В открытости этой исповеди, в ее постоянной обращенности к голосу и мнению будущего читателя-судьи уже содержится возможность снятия конфликта, не снятого, к сожалению, при жизни его участников. Вот почему мы можем представить себе возможный диалог писателей, один из которых произнес бы примерно следующее.
Да, я использовал в своих книгах некоторые идеи и образы и сюжетные ходы, сходные с вашими, или, по крайней мере, развил нечто им параллельное и не стыжусь в этом признаться, потому что в мире, как я разумею, всегда существовал самый минимум коренных идей, сюжетов и образов, так же как и в жизни существует определенный минимум общественных типов и ситуаций, из которых мы, литераторы, вынуждены отбирать наиболее, на наш взгляд, характерное. Ведь и про вас можно сказать, что ваши Марфинька и Вера отчасти напоминают пушкинских Ольгу и Татьяну, а ваш Райский — Онегина, а ваши Обломов и Захар в какие-то моменты схожи с Дон-Кихотом и Санчо Пансой, а в иные моменты те же Обломов и Штольц напоминают Фауста и Мефистофеля… Тут уж ничего не поделаешь: в истории, а затем и в литературе то и дело повторяются сходные ситуации, то и дело мелькают похожие друг на друга типы и характеры. Иное лишь прикинется никогда не бывалым, а приглядишься к нему — старый знакомец. Наш брат литератор по слабости людской, по самолюбию своему склонен поражать публику всякой новью и небывальщиной, да еще норовит посоревноваться с коллегами, всех обскакать. Тут и мой грех имеется, не скрою. За всякое вольное и невольное огорчение, за все, что вспомнил и не вспомнил, простите великодушно…
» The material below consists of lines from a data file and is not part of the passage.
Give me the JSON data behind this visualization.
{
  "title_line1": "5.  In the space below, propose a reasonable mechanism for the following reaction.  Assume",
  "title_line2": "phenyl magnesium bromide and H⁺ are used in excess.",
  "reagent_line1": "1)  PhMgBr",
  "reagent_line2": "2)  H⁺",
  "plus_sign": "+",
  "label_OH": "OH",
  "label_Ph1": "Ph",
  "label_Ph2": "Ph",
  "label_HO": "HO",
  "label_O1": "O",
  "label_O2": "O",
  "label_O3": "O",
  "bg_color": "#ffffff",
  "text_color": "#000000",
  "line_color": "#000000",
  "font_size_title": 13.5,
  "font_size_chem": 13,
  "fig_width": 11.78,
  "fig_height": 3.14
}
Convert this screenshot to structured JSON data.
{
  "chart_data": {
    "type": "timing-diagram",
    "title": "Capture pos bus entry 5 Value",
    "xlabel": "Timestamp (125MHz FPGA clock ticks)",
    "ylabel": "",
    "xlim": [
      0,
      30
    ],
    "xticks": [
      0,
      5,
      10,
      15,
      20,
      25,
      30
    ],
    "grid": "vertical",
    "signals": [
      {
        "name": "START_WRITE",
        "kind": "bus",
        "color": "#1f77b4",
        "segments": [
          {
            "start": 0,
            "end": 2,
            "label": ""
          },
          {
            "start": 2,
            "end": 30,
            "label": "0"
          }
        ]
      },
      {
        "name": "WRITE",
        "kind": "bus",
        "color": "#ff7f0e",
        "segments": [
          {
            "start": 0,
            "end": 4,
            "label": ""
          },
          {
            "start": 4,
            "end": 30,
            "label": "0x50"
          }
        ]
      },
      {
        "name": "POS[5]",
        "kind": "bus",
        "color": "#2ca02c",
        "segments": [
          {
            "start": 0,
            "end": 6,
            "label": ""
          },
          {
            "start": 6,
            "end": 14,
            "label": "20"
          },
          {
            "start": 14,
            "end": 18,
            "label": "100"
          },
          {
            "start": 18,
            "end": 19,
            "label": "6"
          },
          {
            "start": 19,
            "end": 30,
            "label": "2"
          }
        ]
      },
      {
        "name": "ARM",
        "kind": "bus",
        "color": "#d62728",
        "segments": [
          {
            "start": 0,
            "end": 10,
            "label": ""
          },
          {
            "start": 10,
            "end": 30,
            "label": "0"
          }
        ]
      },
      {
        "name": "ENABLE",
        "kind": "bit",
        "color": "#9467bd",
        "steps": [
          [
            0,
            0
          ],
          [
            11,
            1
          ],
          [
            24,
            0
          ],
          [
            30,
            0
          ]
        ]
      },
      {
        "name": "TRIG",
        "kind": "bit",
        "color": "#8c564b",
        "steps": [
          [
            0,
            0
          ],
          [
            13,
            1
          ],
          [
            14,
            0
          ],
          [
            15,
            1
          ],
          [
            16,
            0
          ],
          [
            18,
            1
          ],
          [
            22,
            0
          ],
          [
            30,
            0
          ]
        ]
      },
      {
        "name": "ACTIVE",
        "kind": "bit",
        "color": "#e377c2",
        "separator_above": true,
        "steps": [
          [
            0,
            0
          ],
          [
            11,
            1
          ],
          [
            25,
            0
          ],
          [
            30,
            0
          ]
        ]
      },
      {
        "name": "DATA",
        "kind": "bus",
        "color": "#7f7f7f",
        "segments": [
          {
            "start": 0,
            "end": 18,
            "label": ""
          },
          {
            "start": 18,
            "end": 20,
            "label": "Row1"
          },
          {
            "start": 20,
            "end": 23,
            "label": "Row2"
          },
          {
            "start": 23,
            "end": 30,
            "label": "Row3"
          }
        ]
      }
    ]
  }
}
Да, вы действительно правы, — ответил бы ему второй. — Наш брат литератор — существо весьма несовершенное. Сладость быть на виду у публики не дается ему даром. Тяжелый груз раздраженного самолюбия, детской какой-то обидчивости, недоверчивости и неуверенности в себе приходится влачить через всю жизнь. Дорого бы я заплатил тому литератору, который взялся бы за труд написать правдивую книгу против писательства как профессии. Но поскольку профессия такая все же существует и мы даже исповедуем некоторое гражданское значение нисходящего через нас, грешных, «божественного глагола», то повлечем свое бремя и далее, заботясь хотя бы о том, чтоб обрывать с этой ноши всякие репьи и волчцы… Бог с ними, с заимствованиями. Сознательные они или бессознательные, им действительно несть числа в литературе. Все мы, в конце концов, живем у бога взаймы, и никто не в состоянии вернуть долг. Но огорчительно среди литераторов другое: когда что-то берется тишком, тайно и тут же выдается за свое. Когда действует умысел выставиться перед другими, прокатившись за чей-то счет. Без соревнования писателям не прожить, этим и литература движется, лишь бы все условия соблюдались честно. А раз я теперь уверился, что вы ничего такого против меня не предпринимали, то пусть и делу выйдет конец — и вашим на меня справедливым обидам, и моим грешным подозрениям. Как постыдную обузу, сбрасываю с себя мнительность, потому что нет болезни страшной и мучительней. Пусть же и нас простят другие, как прощаем мы теперь друг другу. Мир вам и моя рука.